The United States Senate voted on Tuesday to prevent the Department of Justice from ever again orchestrating a gun-running program like the highly controversial "Fast and Furious" operation in which American agents sold high-powered duns to known members of Mexican drug cartels.

The vote was 99-0, according to the Associated Press, ushering in a bill that will severely curtail any such future operations.  Any such operations conducted in the future must be more tightly controlled and monitored, according to the Senate legislation.

Legislators say they plan to go much further in their efforts to curb such underground gun running in the future.

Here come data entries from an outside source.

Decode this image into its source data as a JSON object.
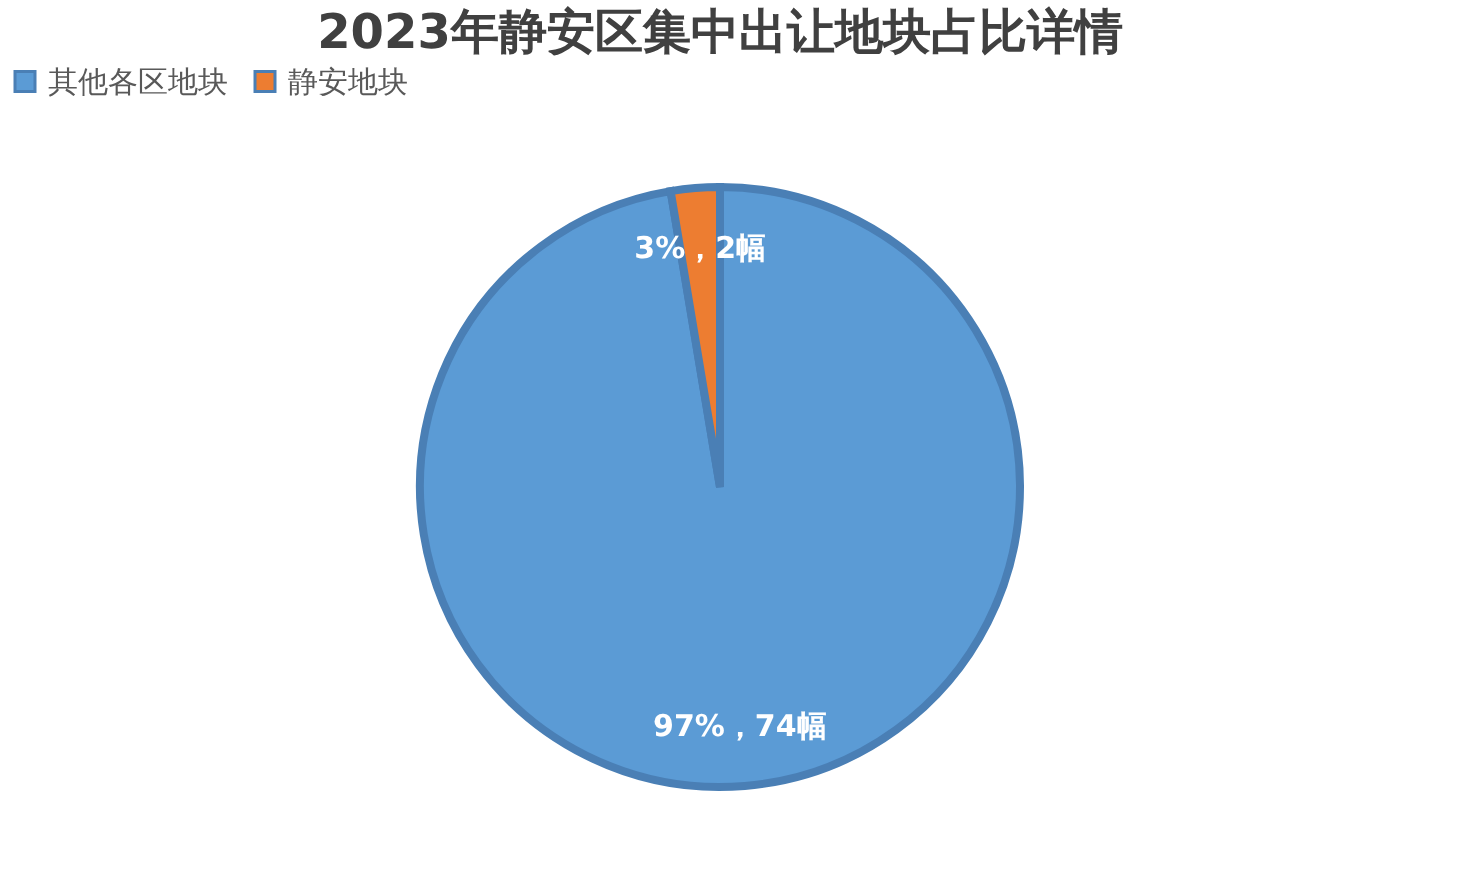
{
  "chart_data": {
    "type": "pie",
    "title": "2023年静安区集中出让地块占比详情",
    "categories": [
      "其他各区地块",
      "静安地块"
    ],
    "values": [
      74,
      2
    ],
    "colors": [
      "#5b9bd5",
      "#ed7d31"
    ],
    "value_labels": [
      "97%，74幅",
      "3%，2幅"
    ],
    "legend": "top"
  }
}
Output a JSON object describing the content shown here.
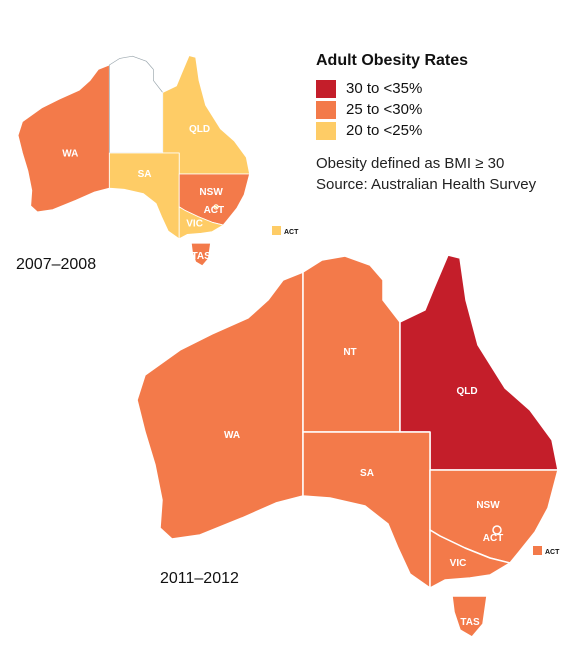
{
  "legend": {
    "title": "Adult Obesity Rates",
    "bins": [
      {
        "label": "30 to <35%",
        "color": "#c41e2a"
      },
      {
        "label": "25 to <30%",
        "color": "#f37a4a"
      },
      {
        "label": "20 to <25%",
        "color": "#fecc66"
      }
    ],
    "note": "Obesity defined as BMI ≥ 30",
    "source": "Source: Australian Health Survey"
  },
  "colors": {
    "none": "#ffffff",
    "border": "#ffffff",
    "outline": "#9aa6ad"
  },
  "maps": [
    {
      "period": "2007–2008",
      "states": {
        "WA": {
          "label": "WA",
          "bin": 1
        },
        "NT": {
          "label": "",
          "bin": null
        },
        "QLD": {
          "label": "QLD",
          "bin": 2
        },
        "SA": {
          "label": "SA",
          "bin": 2
        },
        "NSW": {
          "label": "NSW",
          "bin": 1
        },
        "ACT": {
          "label": "ACT",
          "bin": 2
        },
        "VIC": {
          "label": "VIC",
          "bin": 2
        },
        "TAS": {
          "label": "TAS",
          "bin": 1
        }
      },
      "act_key_label": "ACT"
    },
    {
      "period": "2011–2012",
      "states": {
        "WA": {
          "label": "WA",
          "bin": 1
        },
        "NT": {
          "label": "NT",
          "bin": 1
        },
        "QLD": {
          "label": "QLD",
          "bin": 0
        },
        "SA": {
          "label": "SA",
          "bin": 1
        },
        "NSW": {
          "label": "NSW",
          "bin": 1
        },
        "ACT": {
          "label": "ACT",
          "bin": 1
        },
        "VIC": {
          "label": "VIC",
          "bin": 1
        },
        "TAS": {
          "label": "TAS",
          "bin": 1
        }
      },
      "act_key_label": "ACT"
    }
  ]
}
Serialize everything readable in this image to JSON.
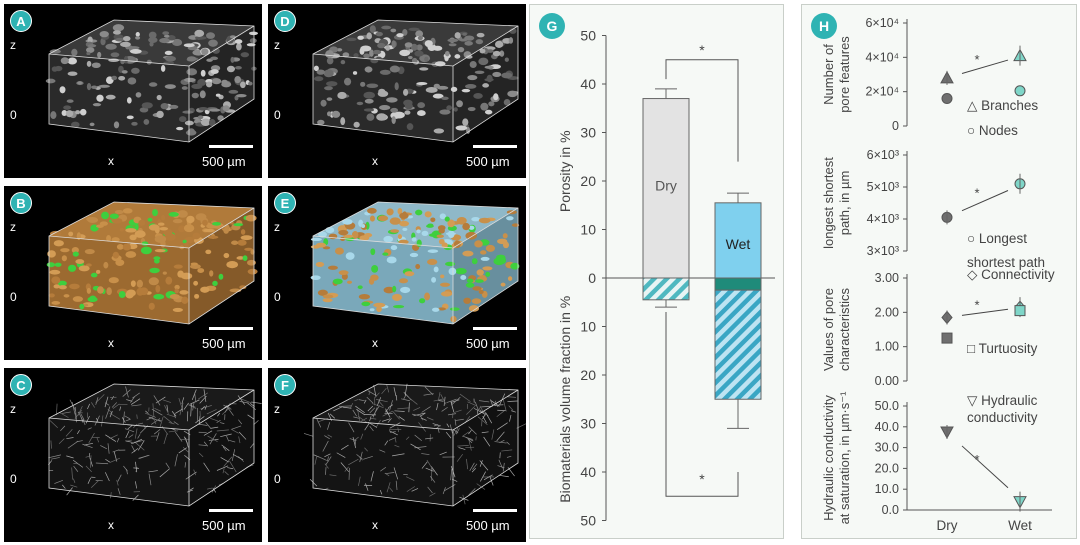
{
  "panels": [
    {
      "id": "A",
      "x_label": "x",
      "z_label": "z",
      "zero_label": "0",
      "scale": "500 µm",
      "kind": "gray"
    },
    {
      "id": "B",
      "x_label": "x",
      "z_label": "z",
      "zero_label": "0",
      "scale": "500 µm",
      "kind": "orange"
    },
    {
      "id": "C",
      "x_label": "x",
      "z_label": "z",
      "zero_label": "0",
      "scale": "500 µm",
      "kind": "network"
    },
    {
      "id": "D",
      "x_label": "x",
      "z_label": "z",
      "zero_label": "0",
      "scale": "500 µm",
      "kind": "gray"
    },
    {
      "id": "E",
      "x_label": "x",
      "z_label": "z",
      "zero_label": "0",
      "scale": "500 µm",
      "kind": "orange-blue"
    },
    {
      "id": "F",
      "x_label": "x",
      "z_label": "z",
      "zero_label": "0",
      "scale": "500 µm",
      "kind": "network"
    }
  ],
  "panel_g": {
    "badge": "G",
    "ylabel_top": "Porosity in %",
    "ylabel_bottom": "Biomaterials volume  fraction in %",
    "yticks": [
      50,
      40,
      30,
      20,
      10,
      0,
      10,
      20,
      30,
      40,
      50
    ],
    "significance": "*",
    "colors": {
      "dry": "#e3e3e3",
      "wet": "#7fd0ee",
      "hatch": "#4fb8c0",
      "wet_teal": "#1f8b7a"
    }
  },
  "panel_h": {
    "badge": "H",
    "x_categories": [
      "Dry",
      "Wet"
    ],
    "significance": "*",
    "subplots": [
      {
        "ylabel": [
          "Number of",
          "pore features"
        ],
        "ticks": [
          "6×10⁴",
          "4×10⁴",
          "2×10⁴",
          "0"
        ],
        "legend": [
          "△  Branches",
          "○  Nodes"
        ]
      },
      {
        "ylabel": [
          "longest shortest",
          "path, in µm"
        ],
        "ticks": [
          "6×10³",
          "5×10³",
          "4×10³",
          "3×10³"
        ],
        "legend": [
          "○  Longest",
          "     shortest path",
          "◇  Connectivity"
        ]
      },
      {
        "ylabel": [
          "Values of pore",
          "characteristics"
        ],
        "ticks": [
          "3.00",
          "2.00",
          "1.00",
          "0.00"
        ],
        "legend": [
          "□  Turtuosity"
        ]
      },
      {
        "ylabel": [
          "Hydraulic conductivity",
          "at saturation, in µm·s⁻¹"
        ],
        "ticks": [
          "50.0",
          "40.0",
          "30.0",
          "20.0",
          "10.0",
          "0.0"
        ],
        "legend": [
          "▽  Hydraulic",
          "     conductivity"
        ]
      }
    ]
  },
  "chart_data": [
    {
      "type": "bar",
      "title": "",
      "categories": [
        "Dry",
        "Wet"
      ],
      "series": [
        {
          "name": "Dry",
          "values": [
            37,
            4.5
          ],
          "error_high": [
            39,
            6
          ]
        },
        {
          "name": "Wet",
          "values": [
            15.5,
            25
          ],
          "error_high": [
            17.5,
            31
          ]
        }
      ],
      "ylabel": "Porosity in % / Biomaterials volume  fraction in %",
      "ylim": [
        -50,
        50
      ]
    },
    {
      "type": "scatter",
      "categories": [
        "Dry",
        "Wet"
      ],
      "subplots": [
        {
          "ylabel": "Number of pore features",
          "ylim": [
            0,
            60000
          ],
          "series": [
            {
              "name": "Branches",
              "values": [
                28000,
                41000
              ]
            },
            {
              "name": "Nodes",
              "values": [
                16000,
                20500
              ]
            }
          ]
        },
        {
          "ylabel": "longest shortest path, in µm",
          "ylim": [
            3000,
            6000
          ],
          "series": [
            {
              "name": "Longest shortest path",
              "values": [
                4050,
                5100
              ]
            }
          ]
        },
        {
          "ylabel": "Values of pore characteristics",
          "ylim": [
            0,
            3
          ],
          "series": [
            {
              "name": "Connectivity",
              "values": [
                1.85,
                2.15
              ]
            },
            {
              "name": "Turtuosity",
              "values": [
                1.25,
                2.05
              ]
            }
          ]
        },
        {
          "ylabel": "Hydraulic conductivity at saturation, in µm·s⁻¹",
          "ylim": [
            0,
            50
          ],
          "series": [
            {
              "name": "Hydraulic conductivity",
              "values": [
                37.5,
                4
              ]
            }
          ]
        }
      ]
    }
  ]
}
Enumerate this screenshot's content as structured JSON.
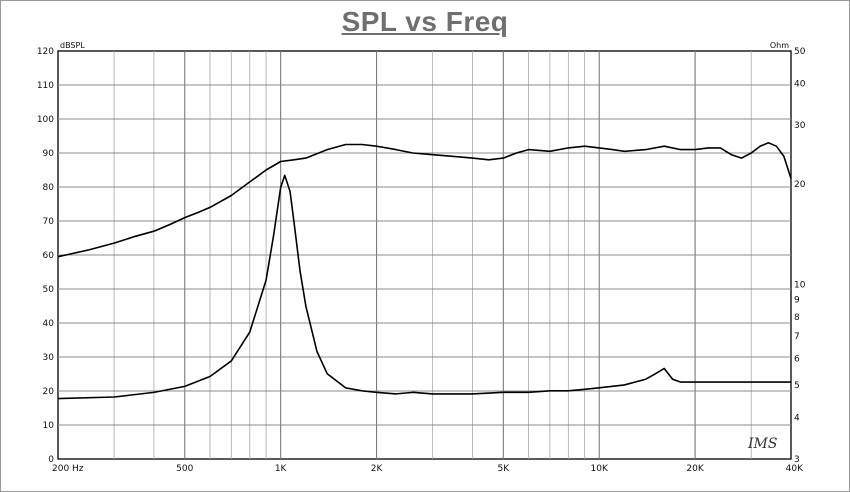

The vote was "just the first step towards ensuring that such a foolish operation can never be repeated by our own law enforcement," said the amendment's sponsor, Texas Senator John Cornyn, according to the AP.

President Obama said in an interview with ABC News that “people who have screwed up will be held accountable.”

“Our overarching goal consistently has been to say we’ve got a responsibility not only to stop drugs from flowing north, we’ve also got a responsibility to make sure we are not helping to either arm or finance these drug cartels in Mexico,” Obama told ABC News.

The "Fast and Furious" program seems to have started in 2009, according to Forbes, when federal agents with the Bureau of Alcohol, Tobacco, Firearms and Explosives allowed weapons to be illegally purchased in the United States and smuggled across the border into Mexico.

The operation was so secret that Mexican authorities weren't even told of the sanctioned flow of weapons into their county, Forbes reports, and into the hands of known -- and violent -- drug cartels.

The discovery of two weapons associated with the controversial program at the scene of the murder of a U.S. border patrol agent, Brian Terry, in December 2010, brought nation-wide negative attention and spurred a Congressional investigation.